There is little evidence that the “assault weapon” ban had an impact on gun deaths. “We cannot clearly credit the ban with any of the nation’s recent drop in gun violence,” University of Pennsylvania criminologist Christopher Koper and two co-authors wrote in a 2004 report commissioned by the National Institute of Justice. “There has been no discernible reduction in the lethality and injuriousness of gun violence, based on indicators like the percentage of gun crimes resulting in death or the share of gunfire incidents resulting in injury.” They concluded that “should it be renewed, the ban’s effects on gun violence are likely to be small at best and perhaps too small for reliable measurement.”

You don’t need Ivy League researchers to tell you why. Rifles — particularly those even loosely defined as “assault weapons” — are virtually never used in the commission of crimes. And even though they’ve been used in some high-profile mass shootings like Aurora, Sandy Hook and Parkland, even that’s unusual.

Contrary to the impression left by press coverage highlighting scary-looking rifles, handguns are also the most common choice for mass shooters. A Mother Jones review of mass shootings from 1982 through 2012 found that 66 percent of the weapons were handguns, while just 14 percent would qualify as “assault weapons” under the definition used in Feinstein’s 2013 bill.

The Diane Feinsteins of the world are nothing if not determined. The obvious answer to that problem: broaden the definition. And Feinstein did exactly that in the latest iteration of her gun-grabbing, windmill-tilting effort she introduced last fall.

Feinstein no longer thinks we need to worry about bayonet mounts, but she is now sounding the alarm about the ominous barrel shroud, a covering that protects the shooter’s hand from the heat generated by firing a rifle.
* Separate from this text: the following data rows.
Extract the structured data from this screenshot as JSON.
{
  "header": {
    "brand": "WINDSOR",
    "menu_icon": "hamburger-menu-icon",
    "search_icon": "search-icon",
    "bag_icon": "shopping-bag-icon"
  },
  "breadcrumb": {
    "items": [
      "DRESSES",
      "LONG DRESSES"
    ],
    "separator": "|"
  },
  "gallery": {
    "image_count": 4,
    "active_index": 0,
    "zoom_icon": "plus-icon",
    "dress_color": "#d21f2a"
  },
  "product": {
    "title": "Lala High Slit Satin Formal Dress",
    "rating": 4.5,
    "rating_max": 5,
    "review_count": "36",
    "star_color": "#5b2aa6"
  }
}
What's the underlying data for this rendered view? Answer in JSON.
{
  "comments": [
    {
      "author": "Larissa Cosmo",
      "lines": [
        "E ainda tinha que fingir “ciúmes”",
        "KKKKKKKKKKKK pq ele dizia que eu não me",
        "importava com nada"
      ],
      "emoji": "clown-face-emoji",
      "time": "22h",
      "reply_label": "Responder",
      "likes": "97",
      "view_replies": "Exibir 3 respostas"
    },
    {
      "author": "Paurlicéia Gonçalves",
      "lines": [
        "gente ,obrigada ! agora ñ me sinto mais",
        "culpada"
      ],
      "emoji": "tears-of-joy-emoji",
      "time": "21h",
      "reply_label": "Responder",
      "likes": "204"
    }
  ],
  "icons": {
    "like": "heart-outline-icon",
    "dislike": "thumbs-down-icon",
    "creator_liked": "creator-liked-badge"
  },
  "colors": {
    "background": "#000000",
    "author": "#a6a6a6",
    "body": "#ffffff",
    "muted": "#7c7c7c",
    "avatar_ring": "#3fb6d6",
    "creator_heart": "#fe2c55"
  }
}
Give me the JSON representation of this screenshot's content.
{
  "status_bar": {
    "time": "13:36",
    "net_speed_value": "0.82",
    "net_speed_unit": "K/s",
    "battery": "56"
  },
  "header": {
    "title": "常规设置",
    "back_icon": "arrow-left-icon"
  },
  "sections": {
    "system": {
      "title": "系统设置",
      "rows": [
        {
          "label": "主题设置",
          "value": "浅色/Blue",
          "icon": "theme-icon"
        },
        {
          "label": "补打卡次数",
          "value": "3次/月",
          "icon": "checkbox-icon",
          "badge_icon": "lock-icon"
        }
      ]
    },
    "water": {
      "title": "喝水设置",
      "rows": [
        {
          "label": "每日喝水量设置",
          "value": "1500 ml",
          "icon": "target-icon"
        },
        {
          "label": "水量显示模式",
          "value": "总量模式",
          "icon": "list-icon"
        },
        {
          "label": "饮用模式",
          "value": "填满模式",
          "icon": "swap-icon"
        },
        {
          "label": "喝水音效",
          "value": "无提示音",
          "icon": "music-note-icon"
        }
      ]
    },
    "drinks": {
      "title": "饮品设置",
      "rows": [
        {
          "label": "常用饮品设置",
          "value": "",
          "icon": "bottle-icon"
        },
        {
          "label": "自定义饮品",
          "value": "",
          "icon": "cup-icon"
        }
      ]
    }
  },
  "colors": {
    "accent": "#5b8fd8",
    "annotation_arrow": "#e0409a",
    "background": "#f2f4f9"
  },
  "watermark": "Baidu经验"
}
She also has added rocket launchers to the equally fanciful grenade launchers as prohibited accessories. Crimes committed with rifle-mounted grenade or rocket launchers are about as common in the United States as crimes committed with rifle-mounted bayonets.

We lost the language battle almost 35 years ago. The question now is, will we lose a lot more than that. Given the broad interpretation of the Heller decision, its “common use” language and the Court’s reluctance to hear any appeal of bans upheld by lower courts, Heller has come to mean very little.

That highly deferential approach (by the Supreme Court) should alarm anyone who values the constitutional right to armed self-defense. “If a broad ban on firearms can be upheld based on conjecture that the public might feel safer (while being no safer at all),” Thomas wrote, “then the Second Amendment guarantees nothing.”